The shortest and most reasonable path to the east from this part of the desert required a traveler to pass among a series of shifting dunes not more than a few moments’ walk ahead of Thayla and her band. These mounds of fine, powdery sand stood at their tallest more than a dozen times the height of a Pili, and their contours shifted from month to month, sometimes even from day to day. The winds shaped the sands, moving the drifts slowly but surely, so that where they lay upon the desert now was a far remove from where they had been even twenty winters past. Smooth valleys tended to form between the towering dunes, and these valleys became natural pathways.

When they reached the dunes, Thayla followed the widest entry path for a short distance. “Here,” she said. She divided her force and ordered it into position.

“You, you, and you, climb that hillock and hide behind the crest. You and you, ascend yon sandy rock. The four of you, over there. You and you and you, with me, over here.”

The dozen Pili were thus arranged so that when the escapees entered the valley, they would be surrounded.

“Oh, and a special reward for the one whose spear slays the large man, the one who fled our hospitality.”

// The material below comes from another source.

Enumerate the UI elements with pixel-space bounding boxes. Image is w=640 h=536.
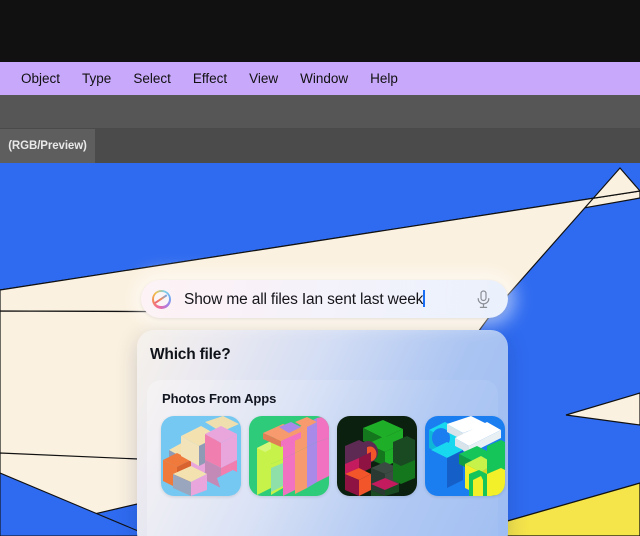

That remark would ensure that virtually all the troops would concentrate on Conan. To be even more certain, Thayla added, “And should he escape again, I will have all of your hides for a carpet to floor the Korga pens.”

The attack from higher ground would give her troops the advantage, Thayla felt, and even if the slaughter was not complete, Conan would certainly die. That was, after all, the important thing.

As the sun settled low to begin his nightly rest, Thayla climbed the squeaky sands, to wait.

Conan and the small group of Tree Folk moved across the dark desert, water bottles full, enjoying the coolness of the night. Under the moon’s pale gaze, a series of humps arose from the flat desert ahead of them.

“The dunes,” Cheen said. “That means the end of the desert is not far. We will be well clear by first light.”

Conan regarded the dunes. He felt a chill colder than the night air warranted prickle his spine. “I like this not,” he said.

Cheen looked at the Cimmerian. “I do not take your meaning.”

“Travel in the dark is made bearable by the ability to see for such a long distance.” He waved one arm to indicate the flat bareness of the desert around them. “In those hills of sand, our view will be much impeded.”

So.

“So, we have seen no sign of pursuit by the Pili.”

“We should thank the Green Goddess for such good fortune. Perhaps they chose not to follow.”

“Aye. But the Queen of the Pili did not strike me as someone who would allow us to escape unmolested.”

“Does this worry of yours reach some conclusion?”

Conan shrugged. “The Pili would know that we could see them coming for a long way on the desert, giving us time to prepare a defense. But in those hills ahead, they might hide until we came very close. We could be trapped.”

“You worry needlessly. It is unlikely the dunes hold hidden Pili.”

“Unlikely, perhaps. Not impossible.”

“What would you have us do?”

“Go around.”

“That is not a good idea. Going around would cost us hours; we would be caught in the desert sun for at least another half day, perhaps longer.”

Conan shook his head. Why did it seem as if he had spent the greater part of his life of late arguing with women? They must like it, he thought, for no more reason than the sake of the argument itself. Surely it was better to cook under a desert sun for half a day than to leave one’s bones bleaching on the sands for eternity? But he did not say so aloud; instead, he loosened his sword in its scabbard and vowed to approach the passage ahead with special caution, no matter what Cheen said.